REALTÀ E FAKE NEWS. Un’altra questione affrontata è stata quella delle “fake news” e di come i social siano diventati veicolo di allarmismo e disinformazione. Tra i casi, quello riguardante lo studio “Gravitational collapse of Mounth Etna’s southeastern flank” pubblicato il 10 ottobre 2018 sulla rivista “Science Advances” (su cui abbiamo già investigato) dopo il quale su molti giornali sono apparsi titoli catastrofici su un imminente tsunami nel Mediterraneo.  Sulla vicenda Behncke ha ribadito: «Alcuni tabloid vivono per creare angoscia e paura. Lo studio in realtà era molto più asettico, anche se forse i colleghi si sono comportati in maniera un po’ ingenua, pensando di avere uno scoop.
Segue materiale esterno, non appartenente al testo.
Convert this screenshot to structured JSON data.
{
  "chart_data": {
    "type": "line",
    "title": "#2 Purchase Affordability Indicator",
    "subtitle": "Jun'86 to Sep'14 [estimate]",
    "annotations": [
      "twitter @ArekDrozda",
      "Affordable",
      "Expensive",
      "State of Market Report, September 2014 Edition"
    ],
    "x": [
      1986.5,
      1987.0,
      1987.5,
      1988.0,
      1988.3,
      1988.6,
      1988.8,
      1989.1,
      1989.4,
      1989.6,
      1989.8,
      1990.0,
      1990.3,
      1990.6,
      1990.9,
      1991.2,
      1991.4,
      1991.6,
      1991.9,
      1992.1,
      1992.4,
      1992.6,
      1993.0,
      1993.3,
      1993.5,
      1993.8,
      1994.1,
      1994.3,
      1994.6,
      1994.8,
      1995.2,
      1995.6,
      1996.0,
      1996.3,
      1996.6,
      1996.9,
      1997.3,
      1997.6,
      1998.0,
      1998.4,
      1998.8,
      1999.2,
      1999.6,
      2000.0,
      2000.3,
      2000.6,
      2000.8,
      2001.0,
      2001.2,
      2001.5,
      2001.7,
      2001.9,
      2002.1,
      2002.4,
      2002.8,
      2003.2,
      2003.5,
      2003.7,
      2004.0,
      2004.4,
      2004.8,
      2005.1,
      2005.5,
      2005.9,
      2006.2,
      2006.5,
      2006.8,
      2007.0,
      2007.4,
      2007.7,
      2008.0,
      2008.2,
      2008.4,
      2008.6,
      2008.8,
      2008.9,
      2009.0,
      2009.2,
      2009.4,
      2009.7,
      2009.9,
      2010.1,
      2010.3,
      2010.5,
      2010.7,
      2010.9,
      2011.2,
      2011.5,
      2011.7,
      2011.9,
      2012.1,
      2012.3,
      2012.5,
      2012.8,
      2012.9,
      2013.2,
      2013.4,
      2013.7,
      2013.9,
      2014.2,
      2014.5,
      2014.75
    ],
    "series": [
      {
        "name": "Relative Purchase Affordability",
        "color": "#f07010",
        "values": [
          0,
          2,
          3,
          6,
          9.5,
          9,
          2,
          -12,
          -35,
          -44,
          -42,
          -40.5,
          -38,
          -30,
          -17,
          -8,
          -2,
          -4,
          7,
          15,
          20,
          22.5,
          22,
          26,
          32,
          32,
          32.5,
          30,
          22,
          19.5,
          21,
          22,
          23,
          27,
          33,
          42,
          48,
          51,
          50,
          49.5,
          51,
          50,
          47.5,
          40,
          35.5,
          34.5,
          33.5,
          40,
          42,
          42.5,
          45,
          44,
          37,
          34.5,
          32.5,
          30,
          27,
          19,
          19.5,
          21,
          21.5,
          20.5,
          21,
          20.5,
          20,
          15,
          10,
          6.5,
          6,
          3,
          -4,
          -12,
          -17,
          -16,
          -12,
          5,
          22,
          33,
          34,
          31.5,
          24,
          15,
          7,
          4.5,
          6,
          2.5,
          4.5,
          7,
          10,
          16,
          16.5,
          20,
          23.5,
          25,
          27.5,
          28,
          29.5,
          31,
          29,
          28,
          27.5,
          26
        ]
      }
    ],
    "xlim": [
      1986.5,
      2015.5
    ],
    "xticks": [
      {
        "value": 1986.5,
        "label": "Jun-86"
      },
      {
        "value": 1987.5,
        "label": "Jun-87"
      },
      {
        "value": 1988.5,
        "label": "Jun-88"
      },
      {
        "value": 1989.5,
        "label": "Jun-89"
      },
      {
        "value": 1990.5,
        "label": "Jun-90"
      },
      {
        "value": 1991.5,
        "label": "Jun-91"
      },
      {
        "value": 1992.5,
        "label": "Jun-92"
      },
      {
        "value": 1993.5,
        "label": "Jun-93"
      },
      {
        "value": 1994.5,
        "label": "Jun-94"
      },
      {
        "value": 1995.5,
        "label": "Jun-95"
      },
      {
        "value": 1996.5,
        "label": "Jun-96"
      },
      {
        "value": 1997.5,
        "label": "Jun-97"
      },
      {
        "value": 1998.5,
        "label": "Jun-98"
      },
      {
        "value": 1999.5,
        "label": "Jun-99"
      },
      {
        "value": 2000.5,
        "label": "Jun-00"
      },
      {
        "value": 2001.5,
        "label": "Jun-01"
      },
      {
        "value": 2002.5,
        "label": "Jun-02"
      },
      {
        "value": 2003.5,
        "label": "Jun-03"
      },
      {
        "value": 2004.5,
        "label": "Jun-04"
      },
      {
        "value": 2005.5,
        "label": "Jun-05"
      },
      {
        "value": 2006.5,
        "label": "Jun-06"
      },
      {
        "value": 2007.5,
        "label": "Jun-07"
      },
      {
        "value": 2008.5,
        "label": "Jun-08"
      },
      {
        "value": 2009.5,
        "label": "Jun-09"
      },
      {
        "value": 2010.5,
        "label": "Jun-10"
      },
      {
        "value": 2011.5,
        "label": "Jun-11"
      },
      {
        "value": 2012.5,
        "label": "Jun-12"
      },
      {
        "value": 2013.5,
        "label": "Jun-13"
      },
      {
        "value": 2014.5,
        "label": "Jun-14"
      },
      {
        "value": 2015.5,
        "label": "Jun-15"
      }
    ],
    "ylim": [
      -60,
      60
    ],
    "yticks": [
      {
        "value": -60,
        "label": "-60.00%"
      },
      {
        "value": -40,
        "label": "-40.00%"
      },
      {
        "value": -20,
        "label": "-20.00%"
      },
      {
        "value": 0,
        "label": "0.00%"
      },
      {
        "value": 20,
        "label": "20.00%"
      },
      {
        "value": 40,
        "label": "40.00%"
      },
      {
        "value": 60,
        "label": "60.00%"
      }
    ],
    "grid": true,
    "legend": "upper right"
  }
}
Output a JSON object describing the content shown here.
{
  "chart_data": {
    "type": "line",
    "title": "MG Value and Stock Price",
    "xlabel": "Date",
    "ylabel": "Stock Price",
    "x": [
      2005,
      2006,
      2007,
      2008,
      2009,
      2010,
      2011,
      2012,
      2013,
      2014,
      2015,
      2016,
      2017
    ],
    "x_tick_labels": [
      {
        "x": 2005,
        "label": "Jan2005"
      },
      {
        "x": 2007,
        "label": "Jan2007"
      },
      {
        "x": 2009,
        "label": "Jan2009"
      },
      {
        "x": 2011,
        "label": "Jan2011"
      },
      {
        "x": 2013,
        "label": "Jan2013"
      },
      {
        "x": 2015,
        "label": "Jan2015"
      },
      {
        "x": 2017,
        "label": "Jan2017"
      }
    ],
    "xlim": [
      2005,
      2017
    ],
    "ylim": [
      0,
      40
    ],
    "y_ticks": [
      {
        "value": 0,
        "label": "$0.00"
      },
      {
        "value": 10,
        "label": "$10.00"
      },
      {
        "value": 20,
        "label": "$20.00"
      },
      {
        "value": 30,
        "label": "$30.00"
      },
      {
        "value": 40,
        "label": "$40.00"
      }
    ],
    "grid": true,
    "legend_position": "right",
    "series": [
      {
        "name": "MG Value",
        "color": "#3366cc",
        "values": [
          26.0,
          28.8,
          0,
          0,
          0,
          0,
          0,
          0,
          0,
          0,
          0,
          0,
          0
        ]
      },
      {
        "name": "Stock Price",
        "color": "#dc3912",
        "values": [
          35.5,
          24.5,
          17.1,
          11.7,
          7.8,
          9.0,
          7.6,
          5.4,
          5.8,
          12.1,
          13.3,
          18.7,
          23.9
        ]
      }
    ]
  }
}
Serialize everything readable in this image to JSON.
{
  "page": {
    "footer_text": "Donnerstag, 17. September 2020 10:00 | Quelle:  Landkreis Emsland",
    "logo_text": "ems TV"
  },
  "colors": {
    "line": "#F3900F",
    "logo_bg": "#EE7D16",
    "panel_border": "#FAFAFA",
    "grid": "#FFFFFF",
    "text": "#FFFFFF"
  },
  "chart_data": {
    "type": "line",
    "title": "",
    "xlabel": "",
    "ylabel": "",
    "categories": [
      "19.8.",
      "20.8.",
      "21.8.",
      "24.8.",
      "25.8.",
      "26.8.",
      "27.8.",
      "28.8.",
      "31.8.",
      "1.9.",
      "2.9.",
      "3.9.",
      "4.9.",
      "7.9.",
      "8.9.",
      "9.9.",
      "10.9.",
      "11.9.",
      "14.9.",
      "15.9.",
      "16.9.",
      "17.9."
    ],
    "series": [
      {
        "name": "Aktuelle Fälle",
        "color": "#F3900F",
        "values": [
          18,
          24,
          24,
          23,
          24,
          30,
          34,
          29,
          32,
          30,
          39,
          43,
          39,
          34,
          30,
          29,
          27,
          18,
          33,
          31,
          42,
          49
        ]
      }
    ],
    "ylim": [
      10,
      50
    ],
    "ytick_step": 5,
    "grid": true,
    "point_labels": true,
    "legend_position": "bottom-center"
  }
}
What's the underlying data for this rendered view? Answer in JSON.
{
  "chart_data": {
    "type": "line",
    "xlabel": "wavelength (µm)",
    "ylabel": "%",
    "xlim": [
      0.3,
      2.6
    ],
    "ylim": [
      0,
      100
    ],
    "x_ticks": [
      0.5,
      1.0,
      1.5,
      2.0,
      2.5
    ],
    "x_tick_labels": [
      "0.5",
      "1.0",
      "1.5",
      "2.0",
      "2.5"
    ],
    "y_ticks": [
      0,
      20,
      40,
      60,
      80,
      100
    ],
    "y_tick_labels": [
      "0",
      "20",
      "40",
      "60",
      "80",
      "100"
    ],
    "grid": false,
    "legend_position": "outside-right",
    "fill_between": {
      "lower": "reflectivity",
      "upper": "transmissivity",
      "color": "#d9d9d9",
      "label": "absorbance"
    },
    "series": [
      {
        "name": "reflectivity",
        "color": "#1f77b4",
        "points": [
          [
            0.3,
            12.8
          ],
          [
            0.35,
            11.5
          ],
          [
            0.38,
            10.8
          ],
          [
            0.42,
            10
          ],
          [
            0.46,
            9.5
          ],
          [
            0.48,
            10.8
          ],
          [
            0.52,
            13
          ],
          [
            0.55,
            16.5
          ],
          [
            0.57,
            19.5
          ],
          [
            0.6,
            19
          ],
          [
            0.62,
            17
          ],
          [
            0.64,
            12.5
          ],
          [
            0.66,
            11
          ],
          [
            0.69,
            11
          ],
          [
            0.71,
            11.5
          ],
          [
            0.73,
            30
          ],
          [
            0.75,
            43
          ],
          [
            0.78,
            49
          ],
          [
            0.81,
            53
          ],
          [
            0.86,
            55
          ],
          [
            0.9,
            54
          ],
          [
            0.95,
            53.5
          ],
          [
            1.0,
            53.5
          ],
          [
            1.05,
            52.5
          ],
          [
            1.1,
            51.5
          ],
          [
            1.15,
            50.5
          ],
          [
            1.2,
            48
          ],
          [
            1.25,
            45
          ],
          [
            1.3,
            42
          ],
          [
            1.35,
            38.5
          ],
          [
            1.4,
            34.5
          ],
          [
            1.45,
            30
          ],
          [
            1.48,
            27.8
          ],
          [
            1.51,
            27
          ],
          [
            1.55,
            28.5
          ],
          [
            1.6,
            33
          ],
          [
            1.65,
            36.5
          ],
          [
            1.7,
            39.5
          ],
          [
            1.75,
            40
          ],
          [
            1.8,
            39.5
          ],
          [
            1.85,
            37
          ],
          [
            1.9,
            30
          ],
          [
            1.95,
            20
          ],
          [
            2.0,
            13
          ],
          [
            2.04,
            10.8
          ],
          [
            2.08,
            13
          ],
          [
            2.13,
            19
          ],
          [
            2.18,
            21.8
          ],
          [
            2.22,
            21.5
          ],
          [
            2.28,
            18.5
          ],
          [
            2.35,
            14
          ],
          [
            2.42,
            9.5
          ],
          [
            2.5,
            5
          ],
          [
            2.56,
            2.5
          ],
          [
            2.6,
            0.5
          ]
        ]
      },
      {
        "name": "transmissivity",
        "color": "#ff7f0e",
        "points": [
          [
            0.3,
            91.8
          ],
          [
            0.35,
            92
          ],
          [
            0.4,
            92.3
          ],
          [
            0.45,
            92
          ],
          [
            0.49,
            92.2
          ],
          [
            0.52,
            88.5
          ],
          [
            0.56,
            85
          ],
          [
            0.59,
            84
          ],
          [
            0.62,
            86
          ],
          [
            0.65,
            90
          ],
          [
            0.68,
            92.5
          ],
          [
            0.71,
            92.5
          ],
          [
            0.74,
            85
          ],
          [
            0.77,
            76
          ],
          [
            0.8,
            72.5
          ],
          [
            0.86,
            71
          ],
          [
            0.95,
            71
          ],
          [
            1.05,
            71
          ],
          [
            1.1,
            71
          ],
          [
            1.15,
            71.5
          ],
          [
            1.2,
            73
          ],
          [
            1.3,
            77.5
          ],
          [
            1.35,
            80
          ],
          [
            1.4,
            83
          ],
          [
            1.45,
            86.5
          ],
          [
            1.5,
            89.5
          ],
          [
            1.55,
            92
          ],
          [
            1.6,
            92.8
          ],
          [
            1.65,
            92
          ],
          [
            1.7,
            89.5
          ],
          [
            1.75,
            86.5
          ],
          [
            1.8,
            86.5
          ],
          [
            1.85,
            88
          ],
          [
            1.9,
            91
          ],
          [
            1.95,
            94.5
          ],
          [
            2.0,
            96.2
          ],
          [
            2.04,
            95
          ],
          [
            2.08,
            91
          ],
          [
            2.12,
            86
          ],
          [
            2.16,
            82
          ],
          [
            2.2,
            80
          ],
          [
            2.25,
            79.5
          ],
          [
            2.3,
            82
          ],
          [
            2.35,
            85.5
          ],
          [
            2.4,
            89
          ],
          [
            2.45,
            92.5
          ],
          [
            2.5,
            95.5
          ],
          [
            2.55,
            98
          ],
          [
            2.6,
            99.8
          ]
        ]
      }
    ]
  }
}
Questi fenomeni vanno di certo monitorati, ma senza allarmismo in quanto tutto sommato il rischio è contenuto».

RIVOLUZIONE ANTISISMICA. «In questo Paese c’è molto analfabetismo per quanto riguarda i terremoti e questo non è degno di un Paese sismico come l’Italia». Così Behncke pone l’accento sul mancato adeguamento sismico di molti edifici e sulla mancanza di preparazione a questi eventi catastrofici: «Terremoti con picchi di 4.8 non dovrebbero avere conseguenze. Ci vuole una presa di coscienza, una rivoluzione antisismica, andando a vedere per ogni casa il luogo in cui è stata costruita e come reagisce all’evento sismico. – e conclude – Abbiamo perso il contatto storico con l’attività dell’Etna e ci sentiamo invulnerabili, dimenticandoci di vivere sotto un vulcano. Servirebbe invece fare più prevenzione anche nei periodi in cui non sussiste un allarme; d’altronde non si impara a guidare dopo che si è andati a sbattere contro un muro, ma prima!».